Photo provided by Nrityagram Dance Ensemble. All copyrights reserved.
Audiences in Colombo were over the weekend treated to Samhara, a collaboration between India’s Nrityagram Dance Ensemble and Sri Lanka’s Chitrasena Dance Company. Groundviews caught up with Nrityagram’s lead dancer Bijayini Satpathy, the artistic director and choreographer of Nrityagram, Surupa and Chitrasena Dance Company’s choreographer, Heshma Wignaraja.
We talked about the production, and the creative process that gave rise to it. The conversation focussed on rave reviews of the performance at the Joyce Theater in New York, and why they are averse to calling it a fusion of dance forms. We talk about the creative tension of modern day choreography juxtaposed with the form and tradition of Kandyan as well as Odissi dance, and how young, new audience with their own expectations are influencing each company to perfect their dance. Given the sheer technical prowess of dancers in this production, we also go discuss the problem of inspiring the next generation of dancers when so many are unwilling to make the self-effacing sacrifices needed to come remotely close to what audiences saw on stage at the Wendt.
The interview runs for just under 39 minutes. Some photos of the production sent to Groundviews by Nrityagram can be viewed beneath the video.

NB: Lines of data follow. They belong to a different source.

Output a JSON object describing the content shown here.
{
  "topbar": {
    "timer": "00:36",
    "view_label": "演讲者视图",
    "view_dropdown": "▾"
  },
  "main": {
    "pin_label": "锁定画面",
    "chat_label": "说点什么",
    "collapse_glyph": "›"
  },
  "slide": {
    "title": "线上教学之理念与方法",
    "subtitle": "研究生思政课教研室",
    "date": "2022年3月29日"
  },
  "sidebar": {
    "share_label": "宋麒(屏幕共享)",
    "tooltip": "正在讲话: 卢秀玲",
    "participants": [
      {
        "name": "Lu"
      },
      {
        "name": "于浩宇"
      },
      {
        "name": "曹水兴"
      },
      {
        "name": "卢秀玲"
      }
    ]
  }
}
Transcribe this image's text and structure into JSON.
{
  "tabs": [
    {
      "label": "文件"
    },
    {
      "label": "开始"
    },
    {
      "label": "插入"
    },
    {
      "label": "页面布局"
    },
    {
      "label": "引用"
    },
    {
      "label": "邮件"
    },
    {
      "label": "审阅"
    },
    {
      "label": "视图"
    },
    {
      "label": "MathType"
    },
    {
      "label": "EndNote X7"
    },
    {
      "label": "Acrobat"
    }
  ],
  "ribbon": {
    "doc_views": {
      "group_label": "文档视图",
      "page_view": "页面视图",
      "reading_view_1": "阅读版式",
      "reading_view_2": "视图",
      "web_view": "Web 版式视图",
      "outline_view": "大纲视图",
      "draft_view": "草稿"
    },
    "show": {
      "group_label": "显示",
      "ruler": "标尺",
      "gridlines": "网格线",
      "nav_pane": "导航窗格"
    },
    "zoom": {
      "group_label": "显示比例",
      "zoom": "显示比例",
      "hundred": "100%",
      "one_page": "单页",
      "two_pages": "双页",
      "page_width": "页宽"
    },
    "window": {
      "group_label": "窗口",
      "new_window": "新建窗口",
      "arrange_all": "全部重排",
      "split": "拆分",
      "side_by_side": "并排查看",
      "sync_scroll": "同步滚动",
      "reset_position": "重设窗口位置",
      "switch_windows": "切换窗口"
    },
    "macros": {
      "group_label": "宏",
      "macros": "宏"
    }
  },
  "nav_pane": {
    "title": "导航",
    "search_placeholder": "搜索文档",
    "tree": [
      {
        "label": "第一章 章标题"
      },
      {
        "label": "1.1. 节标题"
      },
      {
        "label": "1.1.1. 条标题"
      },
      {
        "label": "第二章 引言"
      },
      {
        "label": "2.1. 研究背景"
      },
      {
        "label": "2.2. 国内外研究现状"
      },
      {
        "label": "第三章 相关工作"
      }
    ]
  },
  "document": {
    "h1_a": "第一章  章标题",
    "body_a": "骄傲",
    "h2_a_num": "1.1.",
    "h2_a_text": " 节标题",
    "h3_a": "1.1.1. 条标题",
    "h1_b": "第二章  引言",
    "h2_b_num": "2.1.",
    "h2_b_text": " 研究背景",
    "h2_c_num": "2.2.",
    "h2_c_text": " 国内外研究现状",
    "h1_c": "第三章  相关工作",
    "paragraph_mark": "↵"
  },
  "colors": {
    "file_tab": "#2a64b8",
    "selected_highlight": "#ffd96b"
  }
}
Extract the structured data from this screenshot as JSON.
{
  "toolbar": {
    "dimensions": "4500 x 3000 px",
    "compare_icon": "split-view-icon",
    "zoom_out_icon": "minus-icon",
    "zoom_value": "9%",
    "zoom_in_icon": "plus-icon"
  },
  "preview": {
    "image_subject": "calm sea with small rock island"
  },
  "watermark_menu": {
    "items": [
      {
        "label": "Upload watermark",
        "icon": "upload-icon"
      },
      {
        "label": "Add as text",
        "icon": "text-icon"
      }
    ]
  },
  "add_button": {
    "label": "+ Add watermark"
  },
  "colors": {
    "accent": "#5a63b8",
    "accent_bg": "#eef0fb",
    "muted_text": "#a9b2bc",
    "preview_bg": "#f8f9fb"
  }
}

Groundviews and the Nrityagram Dance Ensemble have a long history. Nrityagram’s Director of the Odissi Gurukul Bijayini Satpathy was first interviewed by us, at the Chitrasena Kalayathanaya, in July 2009. As we noted then,
What Orhan Pamuk is to literature, Bijayini is to dance. She is effortlessly captivating. Having seen her dance on a couple of occasions, I was delighted when I got the opportunity to speak with her at length on the art of dance, her sojourn in Sri Lanka, her take on our own dance traditions, her bond to the Chitrasena Kalayathanaya and, in general, her experiences as a dancer, life in Nrityagram and the nature of a relationship between the guru and the student.